In partnership with Transport for London, we are trialling something a bit different to try to stop ratrunning, support active travel and improve air quality in the longer term.
Air pollution shortens the lives of Londoners, leading to nearly 10,000 premature deaths each year. On the other hand, walking and cycling (also known as ‘active travel’) helps to improve people’s physical and mental health.
A Brent Healthy Neighbourhood (BHN) is a group of residential streets where vehicle traffic which isn’t local to the area is either discouraged or removed. These areas are also sometimes referred to as 'Low Traffic Neighbourhoods'.

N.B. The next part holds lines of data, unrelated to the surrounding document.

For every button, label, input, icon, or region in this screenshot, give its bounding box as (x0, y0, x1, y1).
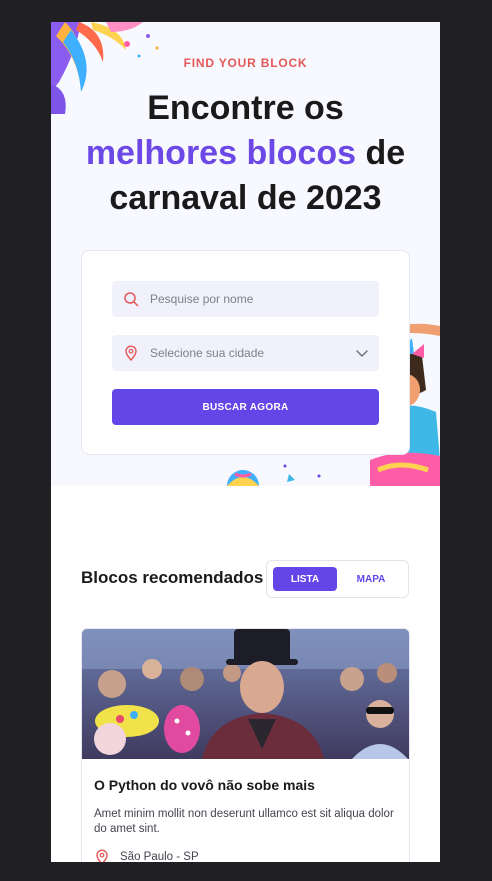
map-pin-icon (94, 849, 110, 862)
app-screen: FIND YOUR BLOCK Encontre os melhores blo… (51, 22, 440, 862)
search-icon (123, 291, 139, 307)
tab-mapa[interactable]: MAPA (339, 567, 403, 591)
city-select-placeholder: Selecione sua cidade (150, 346, 265, 360)
name-search-placeholder: Pesquise por nome (150, 292, 254, 306)
hero-title-after-accent: de (356, 134, 406, 172)
hero-title-accent: melhores blocos (85, 134, 357, 172)
beach-ball-decoration (227, 464, 321, 486)
map-pin-icon (123, 345, 139, 361)
hero-title-line1: Encontre os (147, 89, 344, 127)
block-card-description: Amet minim mollit non deserunt ullamco e… (94, 808, 394, 835)
view-toggle: LISTA MAPA (266, 560, 409, 598)
search-submit-button[interactable]: BUSCAR AGORA (112, 389, 379, 425)
recommended-title: Blocos recomendados (81, 568, 264, 587)
city-select[interactable]: Selecione sua cidade (112, 335, 379, 371)
block-card-title: O Python do vovô não sobe mais (94, 777, 315, 793)
hero-title: Encontre os melhores blocos de carnaval … (51, 86, 440, 221)
block-card-location: São Paulo - SP (94, 849, 199, 862)
search-card: Pesquise por nome Selecione sua cidade B… (81, 250, 410, 455)
hero-title-line3: carnaval de 2023 (109, 179, 382, 217)
block-card[interactable]: O Python do vovô não sobe mais Amet mini… (81, 628, 410, 862)
block-card-location-text: São Paulo - SP (120, 851, 199, 862)
name-search-field[interactable]: Pesquise por nome (112, 281, 379, 317)
block-photo (82, 629, 409, 759)
tab-lista[interactable]: LISTA (273, 567, 337, 591)
hero-eyebrow: FIND YOUR BLOCK (183, 56, 308, 70)
hero-section: FIND YOUR BLOCK Encontre os melhores blo… (51, 22, 440, 486)
chevron-down-icon (355, 346, 369, 360)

In a BHN, residents are still able to drive onto their street and get deliveries. However, road closures are placed at certain points within neighbourhoods to stop “non-local” traffic (cars, lorries, vans, for example) from passing through the area.
Why do we need Brent Healthy Neighbourhoods?
Our travel habits changed during the pandemic, and so we have unique opportunity to rethink how we get around and to try to improve people’s health and local air quality. Whilst the pandemic is our most pressing concern, the climate emergency has not gone away and we remain committed to policies that move us closer to carbon zero by 2030.
Aims of these schemes include:
- Fewer cars cutting through residential streets
- Healthier travel, encouraging more walking and cycling
- Less traffic in the wider area (this is called ‘traffic evaporation’ and happens as people adjust their travel habits)
- In the longer term, improved air quality for our lungs and our environment
How do they work?
Colourful planters are placed at strategic points to stop traffic from using the residential road as a cut-through. But people who live on that road still have access.
Everyone will be able to walk and cycle through the area and residents can still drive to their home using an altered route. Emergency access is also available.